The FVP at WDGPH has been effective in reducing tooth decay among the elementary school-aged children in those schools that received the intervention. Due to provincial funding changes, this population-based intervention can no longer be supported by the HSO-2 program and it is necessary to fund this program locally. If the program is not continued, it can be anticipated that levels of tooth decay will increase to the same levels as previous in these seven schools and the opportunity to change the trajectory for many young children in WDG will be lost.
Our recommendation to the Board of Health is to support funding the cost of materials needed for the continuation of the current FVP (annual cost of $5,380 for materials). Given the positive results of the program, it is also recommended that Board of Health consider expanding the program to include, at a minimum, the five additional schools which are high risk (total annual cost of $21,777); and to consider providing fluoride varnish applications universally to JK and SK grades in all elementary schools (total annual cost of $44,648).

Ontario Public Health Standard

Population-based programs, such as FVPs in elementary schools, are not part of the OPHS. Note: Preventive oral health services in public health clinics are included in the HSO protocol. HSO is Requirement #12 under Child Health.

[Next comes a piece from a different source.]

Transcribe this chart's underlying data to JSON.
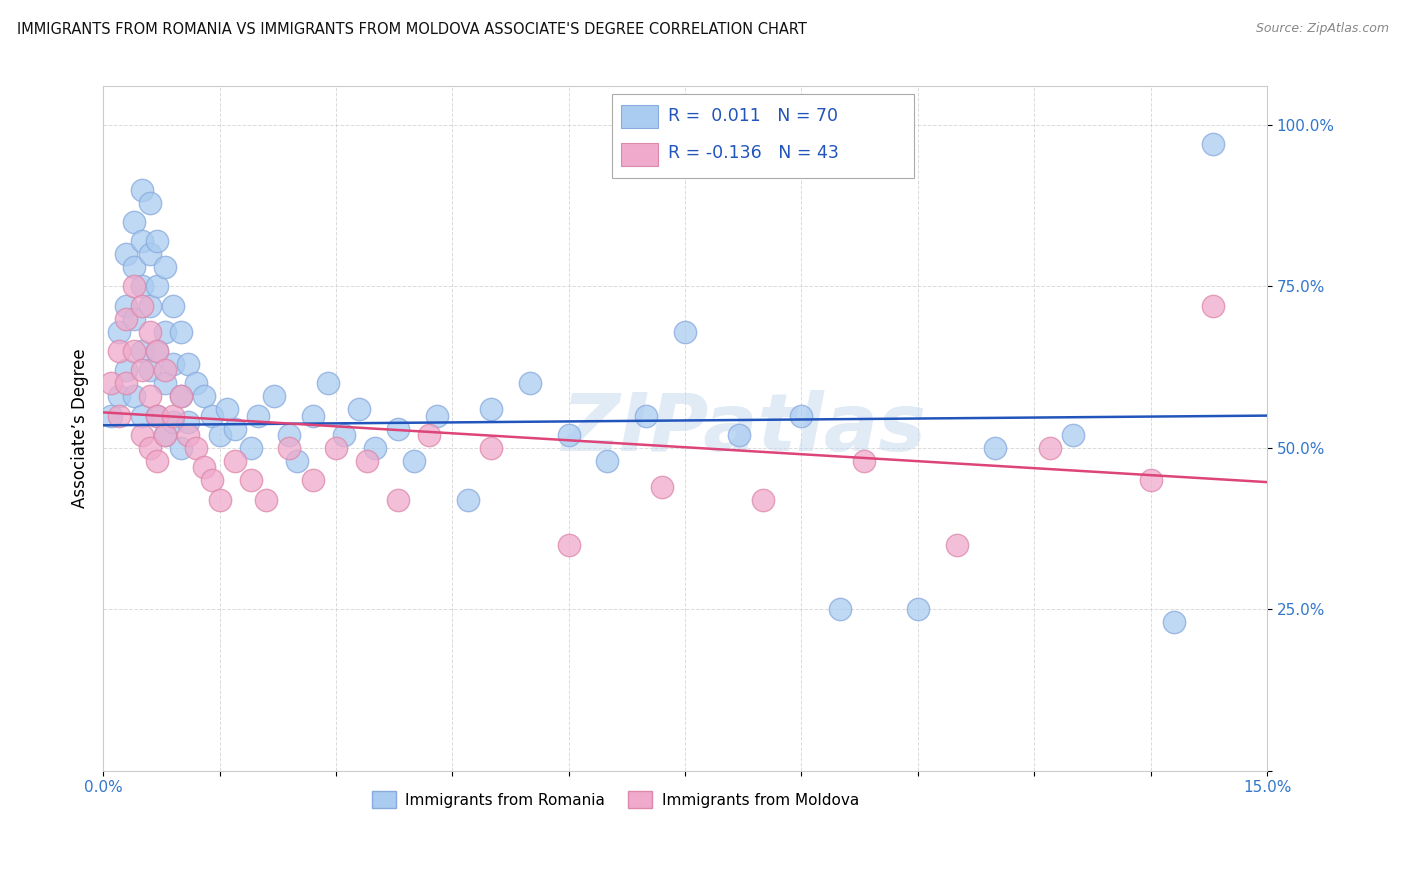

WDGPH Strategic Direction(s)

Strategic Directions
Health Equity: We will provide programs and services that integrate health equity principles to reduce or eliminate health differences between population groups.               YES
Organizational Capacity: We will improve our capacity to effectively deliver public health programs and services.                 NO
Service Centred Approach: We are committed to providing excellent service to anyone interacting with Public Health.                NO
Building Healthy Communities: We will work with communities to support the health and well-being of everyone.                NO

Health Equity

Public health programs, such as the FVP, help to address health inequities by targeting preventive interventions towards high risk populations. Children in these schools have difficulties accessing regular dental care and by providing this service in schools barriers to access can be overcome. Day surgery rates for dental care are 3.9 times as high for children from the least (versus the most) affluent neighbourhoods, and are 3.1 times as high for children from rural (versus urban) neighbourhoods.2




1. Marinho VCC, Worthington HV, Walsh T, Clarkson JE. Fluoride varnishes for preventing dental caries in children and adolescents. Cochrane Database of Systematic Reviews 2013, Issue 7.
2. Canadian Institute for Health Information. (2013). Treatment of Preventable Dental Cavities in Preschoolers: A Focus on Day Surgery Under General Anesthesia. Ottawa, ON: CIHI.
3. Association of Ontario Health Centres (2013, October). Information on Hospital Emergency Room Visits for Dental Problems in Ontario. Retrieved from http://aohc.org/news/Information-Hospital-Emergency-Room-Visits-Dental-P….
4. King A. Oral Health - More Than Just Cavities. A Report by Ontario’s Chief Medical Officer of Health. April 2012.
5. Wellington-Dufferin-Guelph Public Health. Oral Health Status Report. 2015. Retrieved from http://www.wdgpublichealth.ca/sites/default/files/wdgphfiles/2015_March_….
6. US Preventative Services Task Force. Final Recommendation Statement on Prevention of Dental Caries in Children from Birth through Age Five Years. May 5, 2014.
7. Riverin B, Rourke L, Leduc D, Rourke J. Rourke Baby Record 2014; Evidence Based Tool for the Health of Infants and Children from Birth to Age 5. Canadian Family Physician, 2015; 61:949-955).